How to become a digital nomad
Despite the downsides, becoming a digital nomad can be a rewarding experience that you’ll remember for the rest of your life. The good news is that with many companies offering remote work in view of the pandemic, your dreams of traveling the world can more easily become a reality.
Some international borders are currently open; while others have closed, as COVID-19 vaccines roll out, more are expected to begin allowing travelers in once again.
If you plan on traveling the world while working this year, here’s how to get started:
1. Secure the right job
First, you’ll want to make sure your employer is on board with you traveling and working from different time zones. If they aren’t, seek out freelance opportunities or remote positions, so you can secure your income before moving abroad. Alternatively, you can save for a year of travel and work freelance gigs when needed.
2. Figure out travel and living arrangements
Next, you’ll want to make sure your expenses at home are minimized. Sublet your apartment, don’t renew your lease, and sell your car if you won’t be needing it. Next, it’s time to plan out your itinerary and start booking flights and rooms or apartments. You might decide to join a digital nomad group or program that arranges travel and accommodations for a flat monthly fee, but it can be cheaper to do this legwork on your own.
3. Consider health and travel insurance
You never know what might happen when traveling, so having insurance to protect your belongings and health is a sound investment.
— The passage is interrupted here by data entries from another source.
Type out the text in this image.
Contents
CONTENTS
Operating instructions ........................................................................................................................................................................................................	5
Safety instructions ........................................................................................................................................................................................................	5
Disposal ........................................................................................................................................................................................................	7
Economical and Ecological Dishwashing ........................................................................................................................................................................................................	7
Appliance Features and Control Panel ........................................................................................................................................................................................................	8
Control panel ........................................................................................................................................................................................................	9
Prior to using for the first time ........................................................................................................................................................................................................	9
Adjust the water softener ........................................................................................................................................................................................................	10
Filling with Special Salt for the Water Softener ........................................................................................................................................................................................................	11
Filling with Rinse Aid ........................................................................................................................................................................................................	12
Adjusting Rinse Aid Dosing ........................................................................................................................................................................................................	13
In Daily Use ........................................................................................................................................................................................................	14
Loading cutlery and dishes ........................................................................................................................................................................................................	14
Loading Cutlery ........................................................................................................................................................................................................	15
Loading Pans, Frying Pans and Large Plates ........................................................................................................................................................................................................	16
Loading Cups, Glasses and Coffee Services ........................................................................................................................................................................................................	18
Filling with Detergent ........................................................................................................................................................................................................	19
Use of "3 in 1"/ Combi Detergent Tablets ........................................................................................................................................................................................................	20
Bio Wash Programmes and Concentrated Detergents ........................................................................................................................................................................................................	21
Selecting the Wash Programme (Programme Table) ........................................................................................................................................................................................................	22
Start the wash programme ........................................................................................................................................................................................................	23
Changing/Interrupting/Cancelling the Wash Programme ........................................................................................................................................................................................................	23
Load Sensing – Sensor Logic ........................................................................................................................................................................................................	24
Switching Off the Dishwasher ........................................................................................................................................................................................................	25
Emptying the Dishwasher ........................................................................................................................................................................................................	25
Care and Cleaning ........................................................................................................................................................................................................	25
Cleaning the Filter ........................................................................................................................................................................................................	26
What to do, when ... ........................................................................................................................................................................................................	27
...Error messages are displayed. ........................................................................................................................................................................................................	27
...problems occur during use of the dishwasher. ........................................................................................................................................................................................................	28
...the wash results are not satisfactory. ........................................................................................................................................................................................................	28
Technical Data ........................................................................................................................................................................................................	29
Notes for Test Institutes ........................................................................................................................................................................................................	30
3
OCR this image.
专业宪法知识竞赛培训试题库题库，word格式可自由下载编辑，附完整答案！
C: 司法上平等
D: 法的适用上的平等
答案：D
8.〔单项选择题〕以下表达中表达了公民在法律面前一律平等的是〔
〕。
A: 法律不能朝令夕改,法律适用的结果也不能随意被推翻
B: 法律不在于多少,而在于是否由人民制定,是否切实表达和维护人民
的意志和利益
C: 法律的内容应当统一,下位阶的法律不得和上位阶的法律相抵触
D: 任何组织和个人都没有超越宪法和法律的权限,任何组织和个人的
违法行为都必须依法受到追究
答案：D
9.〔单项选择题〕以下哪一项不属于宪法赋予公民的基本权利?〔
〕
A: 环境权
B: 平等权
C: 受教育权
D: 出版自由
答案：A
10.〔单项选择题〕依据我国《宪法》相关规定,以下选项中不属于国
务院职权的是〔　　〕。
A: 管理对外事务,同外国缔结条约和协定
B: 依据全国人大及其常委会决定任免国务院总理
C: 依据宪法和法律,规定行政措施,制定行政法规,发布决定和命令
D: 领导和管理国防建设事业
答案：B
With the pandemic still underway, making sure you have affordable access to medical care is key. If your current insurance provider offers travel insurance, you might be set, but in most cases, you’ll want to buy additional traveler’s insurance packages.
4. Create your travel plan and schedule
Before leaving, be sure to organize your travel plans so you know exactly where you’ll be at all times. Decide when you want to work (mornings, afternoons, evenings, nights) and try to design a schedule. You can be a little flexible with this exercise, but maintaining a routine in a new country is important to keep yourself on track professionally.
Traveling the world is easier than ever
While the coronavirus might have halted some international travel, it’s still easier than ever to work remotely and see new places. If exploring new countries and cities is high on your priority list, find out if your work is open to allowing you to work while traveling.
If not, start searching for remote opportunities with flexible schedules — or start your own business. There are thousands of freelance jobs available that can help you turn your digital nomad dreams into reality.